I eat oranges primarily in the winter, as their season is November through March. I order a case from Florida and when the fruit comes in, it’s oranges all the time. My favorites are Honeybells, also known as Minneola tangelos, but they aren’t really oranges. They are a hybrid of a tangerine (which is a hybrid of an orange) and grapefruit.
I am on my second case of honeybells. I’ve already made orange bitters, 3 half pints of orange marmalade, orange sherbet (oh joy, is that awesome), pork shoulder cooked in orange juice (all recipes are in my current book, The Kitchen Ecosystem), and drunk glass after glass of the stuff. I think my flu would have lasted days longer if it weren’t for the honeybells.
I was on Arthur Avenue with my Dad recently and while at Teitel’s where I buy nuts and olives and capers and such, I told my friend Mike that I was in honeybell heaven. He used to be a restaurant chef and told me that he liked to serve boiled lobster with orange juice and tarragon. It sounded so divine I had to try it. I invested in three gorgeous 1 ½ pound lobsters at Randazzo’s, and when I got home I boiled them in the shell, removed the meat and saved the heads for bisque. That evening, I brought the fixings for dinner over to Nathalie Smith and John Zito’s place in the East Village. Nathalie is an old friend from college who’s Global Table is the most elegant dishware shop in New York, if you ask me. She has beautiful taste. John provided a fabulous chardonnay and I put together this salad. It was absolutely wonderful, very chic, sweet and fresh tasting, and super easy.
And that’s what you gotta love about Teitel’s. You go in for capers, but you come out with lobsters.
Warm Lobster and Potato Salad in Orange Tarragon Sauce
Save the heads to make lobster reduction sauce. This is terrific for flavoring up a pan of shrimp and chroizo, or rice, or as a sauce for a piece of broiled or baked fish.
3 lobsters, boiled with meat removed and cut into large pieces (save the heads for lobster reduction, recipe below)
8 medium sized white potatoes, boiled, peeled and quartered
1 cup freshly squeezed orange juice (I used honeybell)
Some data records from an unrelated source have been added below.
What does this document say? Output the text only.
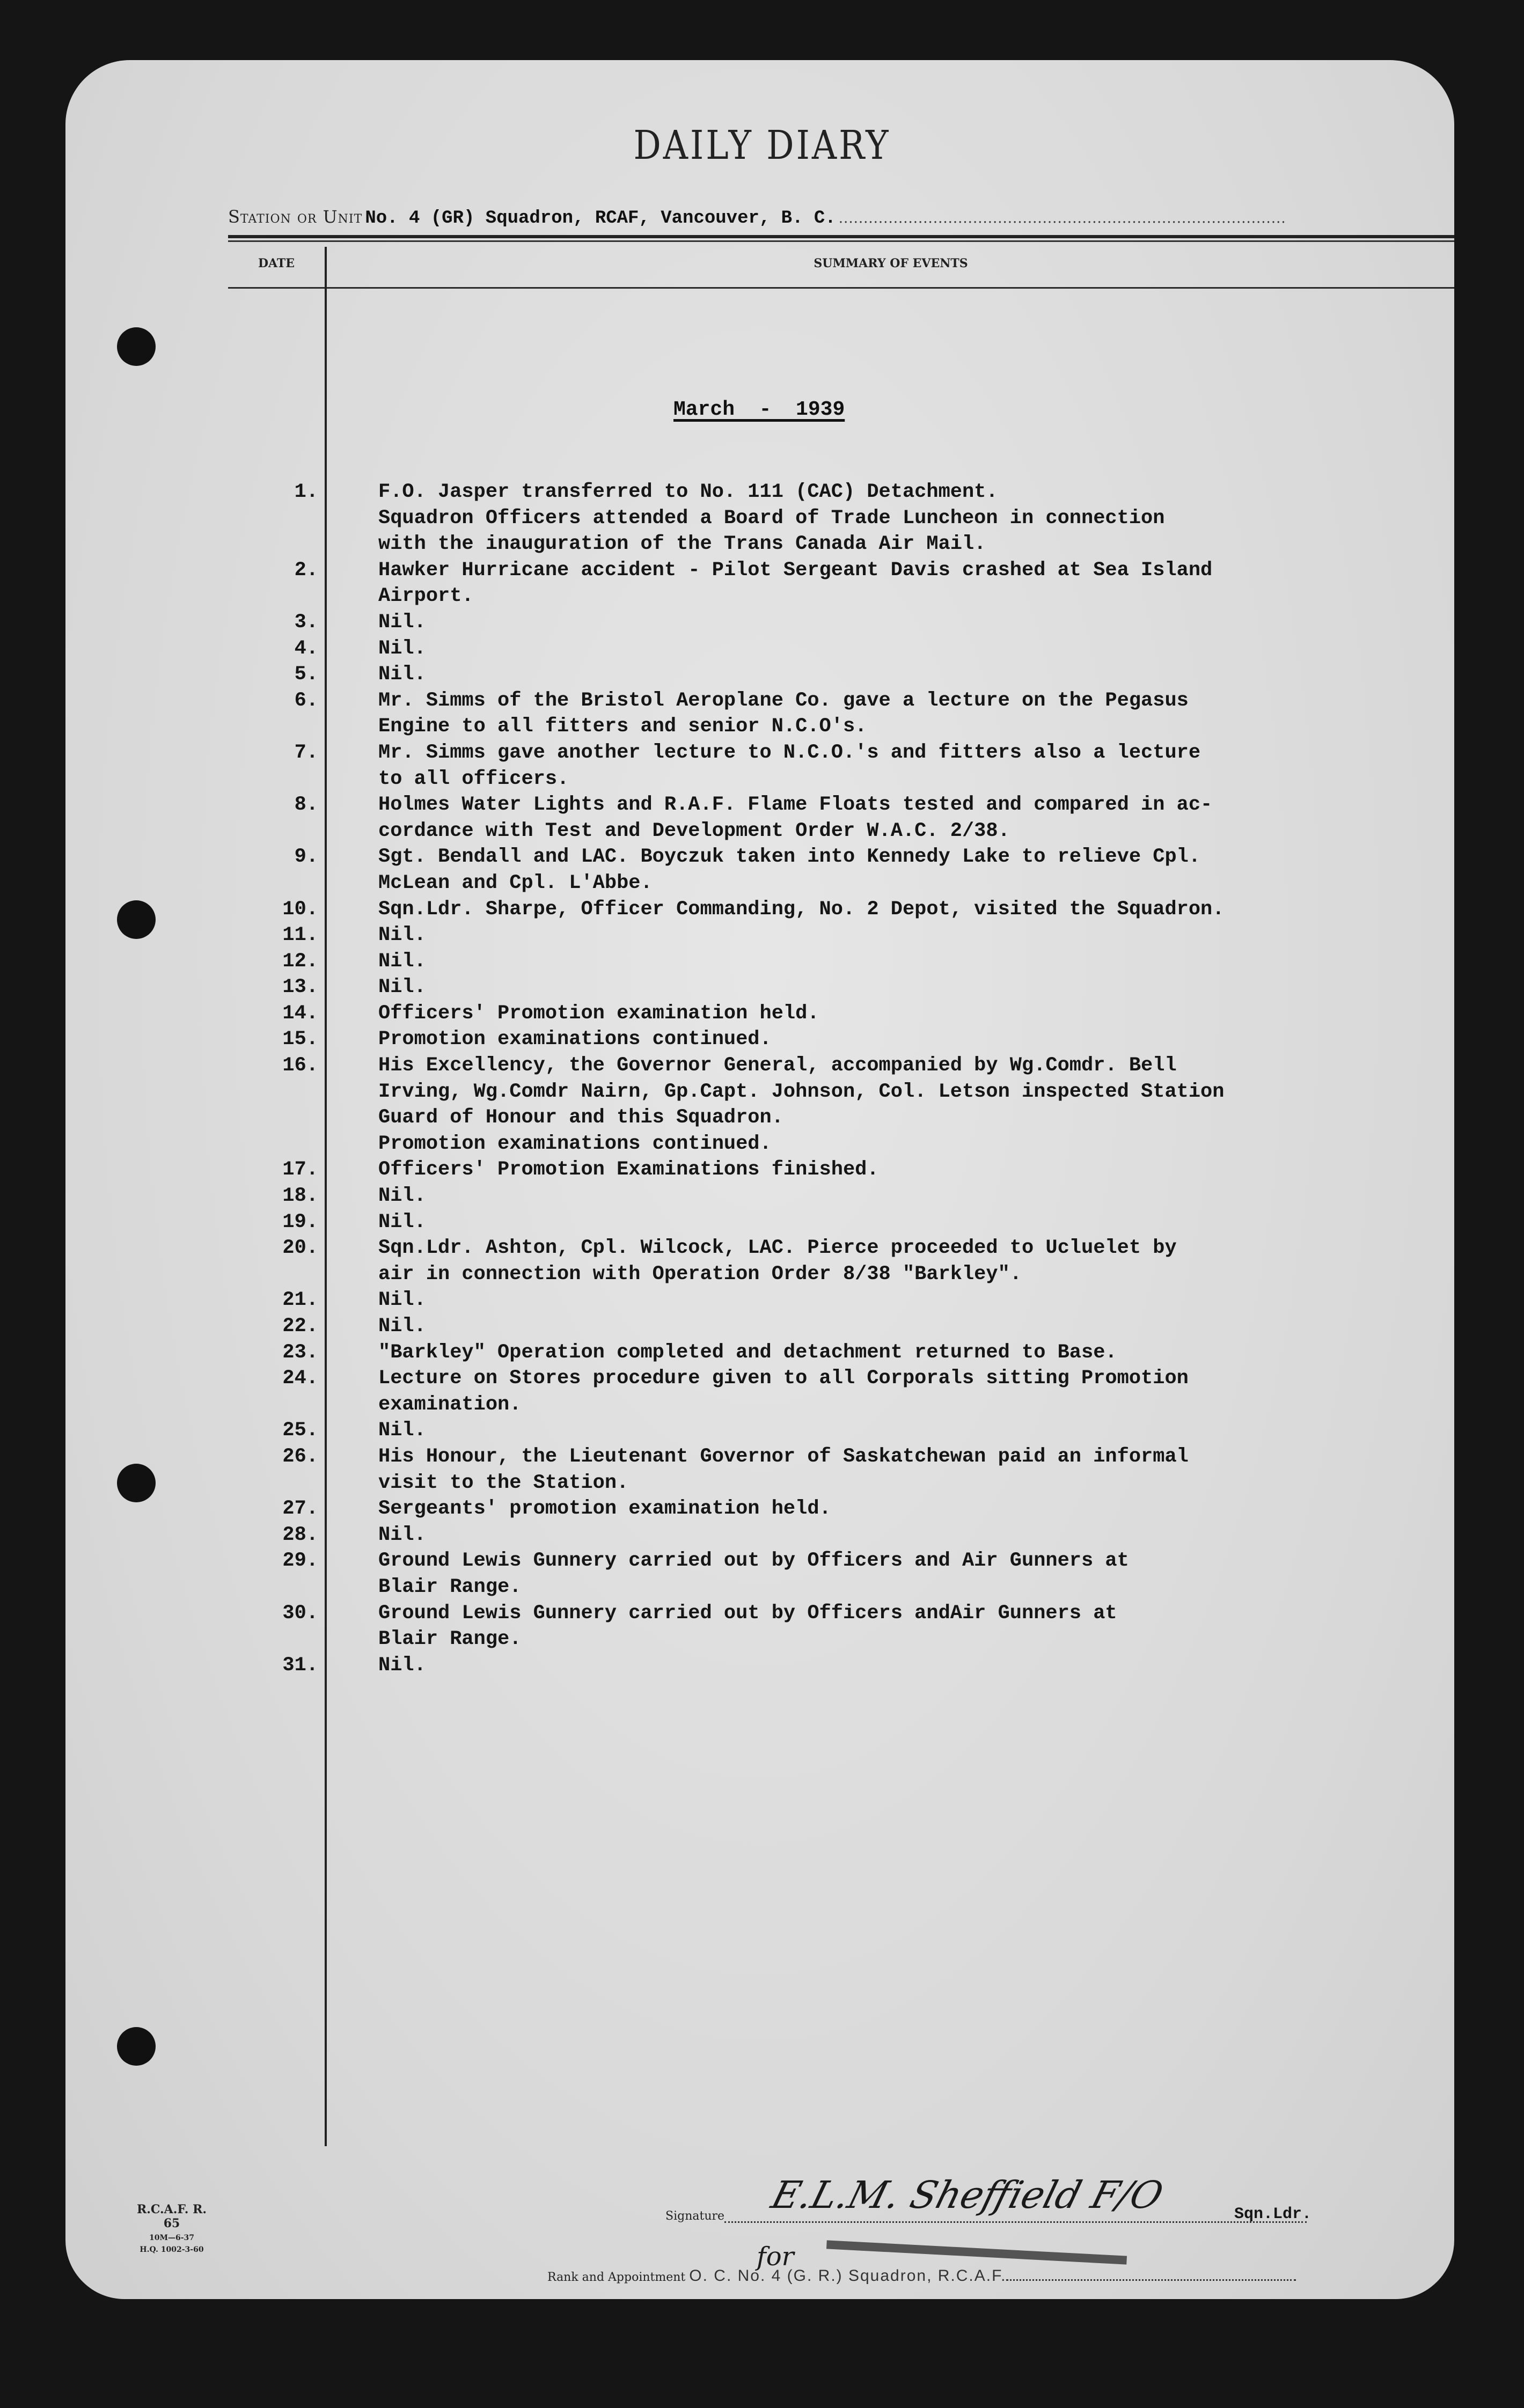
DAILY DIARY
Station or Unit No. 4 (GR) Squadron, RCAF, Vancouver, B. C. ..........................................................................................
DATE	SUMMARY OF EVENTS
March  -  1939
1.	F.O. Jasper transferred to No. 111 (CAC) Detachment.
Squadron Officers attended a Board of Trade Luncheon in connection
with the inauguration of the Trans Canada Air Mail.
2.	Hawker Hurricane accident - Pilot Sergeant Davis crashed at Sea Island
Airport.
3.	Nil.
4.	Nil.
5.	Nil.
6.	Mr. Simms of the Bristol Aeroplane Co. gave a lecture on the Pegasus
Engine to all fitters and senior N.C.O's.
7.	Mr. Simms gave another lecture to N.C.O.'s and fitters also a lecture
to all officers.
8.	Holmes Water Lights and R.A.F. Flame Floats tested and compared in ac-
cordance with Test and Development Order W.A.C. 2/38.
9.	Sgt. Bendall and LAC. Boyczuk taken into Kennedy Lake to relieve Cpl.
McLean and Cpl. L'Abbe.
10.	Sqn.Ldr. Sharpe, Officer Commanding, No. 2 Depot, visited the Squadron.
11.	Nil.
12.	Nil.
13.	Nil.
14.	Officers' Promotion examination held.
15.	Promotion examinations continued.
16.	His Excellency, the Governor General, accompanied by Wg.Comdr. Bell
Irving, Wg.Comdr Nairn, Gp.Capt. Johnson, Col. Letson inspected Station
Guard of Honour and this Squadron.
Promotion examinations continued.
17.	Officers' Promotion Examinations finished.
18.	Nil.
19.	Nil.
20.	Sqn.Ldr. Ashton, Cpl. Wilcock, LAC. Pierce proceeded to Ucluelet by
air in connection with Operation Order 8/38 "Barkley".
21.	Nil.
22.	Nil.
23.	"Barkley" Operation completed and detachment returned to Base.
24.	Lecture on Stores procedure given to all Corporals sitting Promotion
examination.
25.	Nil.
26.	His Honour, the Lieutenant Governor of Saskatchewan paid an informal
visit to the Station.
27.	Sergeants' promotion examination held.
28.	Nil.
29.	Ground Lewis Gunnery carried out by Officers and Air Gunners at
Blair Range.
30.	Ground Lewis Gunnery carried out by Officers andAir Gunners at
Blair Range.
31.	Nil.
R.C.A.F. R. 65
10M—6-37
H.Q. 1002-3-60
Signature	E.L.M. Sheffield F/O	Sqn.Ldr.
for
Rank and Appointment O. C. No. 4 (G. R.) Squadron, R.C.A.F.
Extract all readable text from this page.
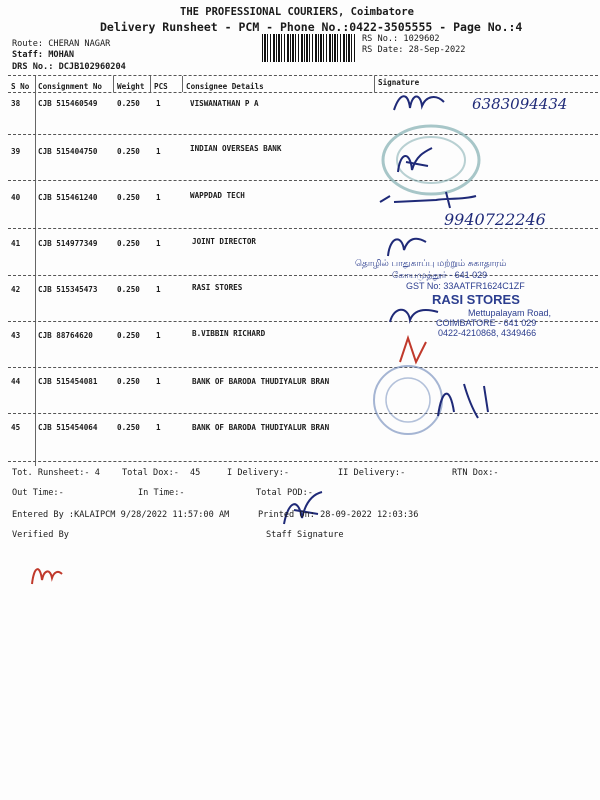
THE PROFESSIONAL COURIERS, Coimbatore
Delivery Runsheet - PCM - Phone No.:0422-3505555 - Page No.:4
Route: CHERAN NAGAR
Staff: MOHAN
DRS No.: DCJB102960204
RS No.: 1029602
RS Date: 28-Sep-2022
S No Consignment No Weight PCS Consignee Details	Signature
38 CJB 515460549	0.250 1	VISWANATHAN P A
39 CJB 515404750	0.250 1	INDIAN OVERSEAS BANK
40 CJB 515461240	0.250 1	WAPPDAD TECH
41 CJB 514977349	0.250 1	JOINT DIRECTOR
42 CJB 515345473	0.250 1	RASI STORES
43 CJB 88764620	0.250 1	B.VIBBIN RICHARD
44 CJB 515454081	0.250 1	BANK OF BARODA THUDIYALUR BRAN
45 CJB 515454064	0.250 1	BANK OF BARODA THUDIYALUR BRAN
தொழில் பாதுகாப்பு மற்றும் சுகாதாரம்
கோயமுத்தூர் - 641 029
GST No: 33AATFR1624C1ZF
RASI STORES
Mettupalayam Road,
COIMBATORE - 641 029
0422-4210868, 4349466
6383094434
9940722246
Tot. Runsheet:- 4	Total Dox:- 45	I Delivery:-	II Delivery:-	RTN Dox:-
Out Time:-	In Time:-	Total POD:-
Entered By :KALAIPCM 9/28/2022 11:57:00 AM	Printed On: 28-09-2022 12:03:36
Verified By	Staff Signature
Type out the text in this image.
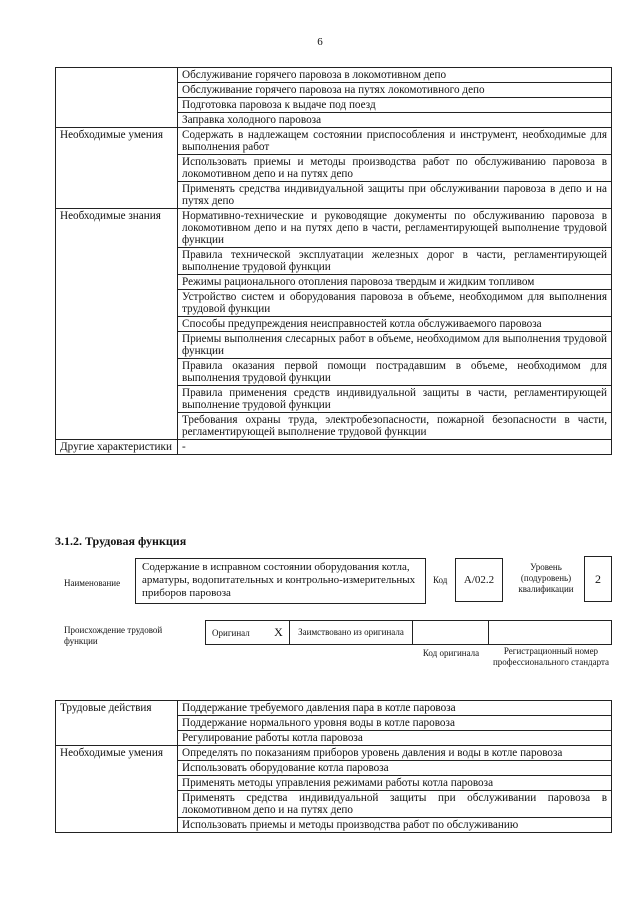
6
	Обслуживание горячего паровоза в локомотивном депо
	Обслуживание горячего паровоза на путях локомотивного депо
	Подготовка паровоза к выдаче под поезд
	Заправка холодного паровоза
Необходимые умения	Содержать в надлежащем состоянии приспособления и инструмент, необходимые для выполнения работ
	Использовать приемы и методы производства работ по обслуживанию паровоза в локомотивном депо и на путях депо
	Применять средства индивидуальной защиты при обслуживании паровоза в депо и на путях депо
Необходимые знания	Нормативно-технические и руководящие документы по обслуживанию паровоза в локомотивном депо и на путях депо в части, регламентирующей выполнение трудовой функции
	Правила технической эксплуатации железных дорог в части, регламентирующей выполнение трудовой функции
	Режимы рационального отопления паровоза твердым и жидким топливом
	Устройство систем и оборудования паровоза в объеме, необходимом для выполнения трудовой функции
	Способы предупреждения неисправностей котла обслуживаемого паровоза
	Приемы выполнения слесарных работ в объеме, необходимом для выполнения трудовой функции
	Правила оказания первой помощи пострадавшим в объеме, необходимом для выполнения трудовой функции
	Правила применения средств индивидуальной защиты в части, регламентирующей выполнение трудовой функции
	Требования охраны труда, электробезопасности, пожарной безопасности в части, регламентирующей выполнение трудовой функции
Другие характеристики	-
3.1.2. Трудовая функция
Наименование
Содержание в исправном состоянии оборудования котла, арматуры, водопитательных и контрольно-измерительных приборов паровоза
Код	А/02.2
Уровень (подуровень) квалификации
2
Происхождение трудовой функции
Оригинал	X	Заимствовано из оригинала
Код оригинала	Регистрационный номер профессионального стандарта
Трудовые действия	Поддержание требуемого давления пара в котле паровоза
	Поддержание нормального уровня воды в котле паровоза
	Регулирование работы котла паровоза
Необходимые умения	Определять по показаниям приборов уровень давления и воды в котле паровоза
	Использовать оборудование котла паровоза
	Применять методы управления режимами работы котла паровоза
	Применять средства индивидуальной защиты при обслуживании паровоза в локомотивном депо и на путях депо
	Использовать приемы и методы производства работ по обслуживанию
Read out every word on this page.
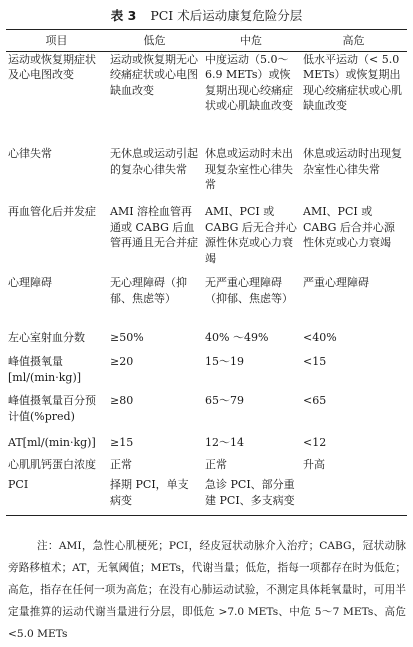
表 3 PCI 术后运动康复危险分层
项目	低危	中危	高危
运动或恢复期症状及心电图改变	运动或恢复期无心绞痛症状或心电图缺血改变	中度运动（5.0～6.9 METs）或恢复期出现心绞痛症状或心肌缺血改变	低水平运动（< 5.0 METs）或恢复期出现心绞痛症状或心肌缺血改变
心律失常	无休息或运动引起的复杂心律失常	休息或运动时未出现复杂室性心律失常	休息或运动时出现复杂室性心律失常
再血管化后并发症	AMI 溶栓血管再通或 CABG 后血管再通且无合并症	AMI、PCI 或 CABG 后无合并心源性休克或心力衰竭	AMI、PCI 或 CABG 后合并心源性休克或心力衰竭
心理障碍	无心理障碍（抑郁、焦虑等）	无严重心理障碍（抑郁、焦虑等）	严重心理障碍
左心室射血分数	≥50%	40% ～49%	<40%
峰值摄氧量[ml/(min·kg)]	≥20	15～19	<15
峰值摄氧量百分预计值(%pred)	≥80	65～79	<65
AT[ml/(min·kg)]	≥15	12～14	<12
心肌肌钙蛋白浓度	正常	正常	升高
PCI	择期 PCI，单支病变	急诊 PCI、部分重建 PCI、多支病变	
注：AMI，急性心肌梗死；PCI，经皮冠状动脉介入治疗；CABG，冠状动脉旁路移植术；AT，无氧阈值；METs，代谢当量；低危，指每一项都存在时为低危；高危，指存在任何一项为高危；在没有心肺运动试验，不测定具体耗氧量时，可用半定量推算的运动代谢当量进行分层，即低危 >7.0 METs、中危 5～7 METs、高危 <5.0 METs
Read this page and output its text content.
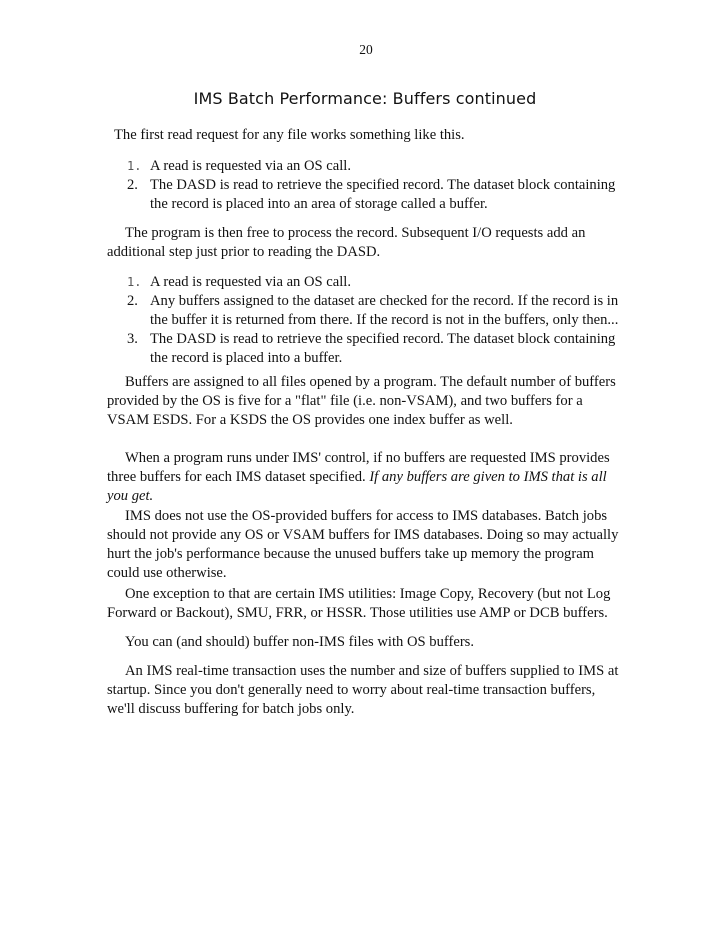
20
IMS Batch Performance: Buffers continued
The first read request for any file works something like this.
1. A read is requested via an OS call.
2. The DASD is read to retrieve the specified record. The dataset block containing the record is placed into an area of storage called a buffer.

The program is then free to process the record. Subsequent I/O requests add an additional step just prior to reading the DASD.

1. A read is requested via an OS call.
2. Any buffers assigned to the dataset are checked for the record. If the record is in the buffer it is returned from there. If the record is not in the buffers, only then...
3. The DASD is read to retrieve the specified record. The dataset block containing the record is placed into a buffer.

Buffers are assigned to all files opened by a program. The default number of buffers provided by the OS is five for a "flat" file (i.e. non-VSAM), and two buffers for a VSAM ESDS. For a KSDS the OS provides one index buffer as well.

When a program runs under IMS' control, if no buffers are requested IMS provides three buffers for each IMS dataset specified. If any buffers are given to IMS that is all you get.

IMS does not use the OS-provided buffers for access to IMS databases. Batch jobs should not provide any OS or VSAM buffers for IMS databases. Doing so may actually hurt the job's performance because the unused buffers take up memory the program could use otherwise.

One exception to that are certain IMS utilities: Image Copy, Recovery (but not Log Forward or Backout), SMU, FRR, or HSSR. Those utilities use AMP or DCB buffers.

You can (and should) buffer non-IMS files with OS buffers.

An IMS real-time transaction uses the number and size of buffers supplied to IMS at startup. Since you don't generally need to worry about real-time transaction buffers, we'll discuss buffering for batch jobs only.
4 tablespoons unsalted butter
4 tablespoons chopped Parsley
Salt and freshly ground black pepper to taste
Heat the butter, orange juice, and 3 tablespoons of tarragon in a medium-sized saucepan. When the butter melts add the lobster and toss in the sauce. Add the potatoes and toss in the sauce. Season to taste.
Pour the lobster and potatoes into a serving bowl and garnished with the remaining tablespoon of tarragon.
Note: For a brunch dish, poach a couple of eggs and serve on top. Wow.
Makes 1 half-pint
This stuff is so glamorous, it’s like having caviar in the house. And to, think, it’s made from just shells. You can make this recipe with shrimp heads and crayfish heads too, or a combination. Note there is no salt added in this recipe. I found that the lobster shells were naturally salty enough (and I like salt). You have to freeze this reduction. There is no USDA data for canning it, and no real equivalents either, as it is thicker than a soup. To make lobster stock, don’t reduce the stock. Just strain and pour into a sterile jar, and use it to make bisque. There is no USDA date for canning lobster stock, but it freezes well.
3 lobster heads
1 quart fish or chicken stock
1 cup fennel tops (optional)
1 rib celery
1 garlic clove
5 or so branches fresh thyme
1 bay leaf
Combine all of the ingredients in a medium sized soup pot.
Cover and gently boil over a low heat for 2 hours. Every once in a while take off the top and stir the ingredients around, and crack some of the heads up a bit with a big spoon. The smell is quite intense and kind of stinks up the house.
Cool and strain. Discard the shells. You should have about 2 cups of brown stock.
Put the lobster stock in a pot over a medium-low heat and bring to a gentle boil. Boil, partly covered, until the stock reduces by 50% or more. Strain again and then a third time, using ever finer strainers. The finer the strain, the more elegant the sauce, but you end up losing volume. Also, any particulate matter will separate as the jars cool. It looks funny but it is perfectly safe.
Pour into freezer safe jars or containers leaving 1-inch headroom. Refrigerate to chill, then freeze for up to 9 months.